I have tried to make the guide as complete as possible in itself and have given the related warnings and possibilities of failures throughout the guide. However, I have found certain caveats and have committed mistakes which I believe are easy to make. This article lists down those possible problems and mistakes which you might face as well.
This guide from the very beginning has assumed that the code should live in the deploying user’s home directory to avoid issues with permissions. Yet, on two occasions I made mistakes:
The first mistake was that I ran a
chmod command on the server instead of running it on my development machine (thanks to too many open tabs). This failed the script because it could not fetch the git commits and new changes were not being applied. Since the main script does not perform a lot of checks around permissions and just assumes that everything is accessible, it took me some time to figure out that the
scm directory on the serverhad been set to
400 disabling all write operations.
In such a case, look at the output of the script carefully and check the steps which went successfully and the point after which it failed. Since it is all bash commands and most bash commands output errors when they encounter insufficient permissions, you would be able to catch the culprit. Gazing at the output is the key here.
Executable permissions on script
In one of the newer projects, I copied the script to the server but forgot to make it executable. Trying to run the script just said that command could not be found (or something to that effect) which is a bit misleading. If you happen to encounter such a error, make sure you check the permissions on the script. Run a
chmod u+x on the script to make sure it runs.
The invisible deploy.lock file
This one is weird!
At a time when I had to update the production back to back testing small changes, I found that some subsequent deployments were complaining about the
deploy.lock being present despite the previous deploys being successful! I had another SSH session open in a second terminal tab; so I did a
ls using that session in my base_dir and the file (
deploy.lock) was not there. So I ran the deployment again (from a different tab, using a aliased command as explained here) and it worked.

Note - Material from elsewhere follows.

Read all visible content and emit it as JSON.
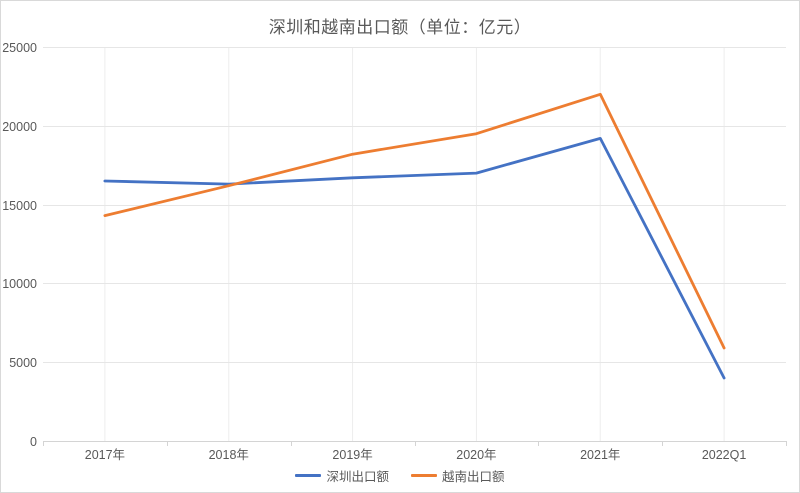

This behaviour never occurred when I was not logged into the server from a separate tab! I am not sure why this happens; maybe the session from the second tab holds the file list in the OS cache and when the deployment script runs, the cache was being used and that caused the trouble.
Whatever be the reason, if you come across this, run
ls in the second terminal from which you SSHed into the server and that should solve it. Better yet, if you don’t need to be logged into the server, just don’t run the second SSH session.
Puma restart fails
This too is unexplainable. But it happens at times: the puma restart step reports success but puma does not restart. This causes a 502 (Bad Gateway) error because nginx fails to connect to the puma backend! Most of the time, re-running the deployment script (which hardly takes 4-5 seconds) solves the issue.
The problem is - there are no error messages shown by pumactl and so you don’t know if it silently failed and why!
It is recommended that every time you deploy your app, try to access any page/API from the app which does not change any data. If you get a 502, re-run the deployment. If the server responds as expected, puma did not fail.
Remember that you don’t need to restart nginx for the 502. The fact that you are getting any response means that nginx is working fine (unless you made any other changes to its config file and reloaded/restarted nginx).
Sidekiq PIDs not being reported
I have seen this happening with Sidekiq restarts at times - that the script just reports a blank PID after sidekiq restarts. This is because sidekiq takes quite a bit of time to restart (especially of there are jobs running). It is best to introduce/increase the delay between sending the restart command to sidekiq and reading its PID file.
In my experience waiting for 15 seconds mostly works (the PID file is refreshed with the new PID within that duration) but can be longer if your app is larger in size.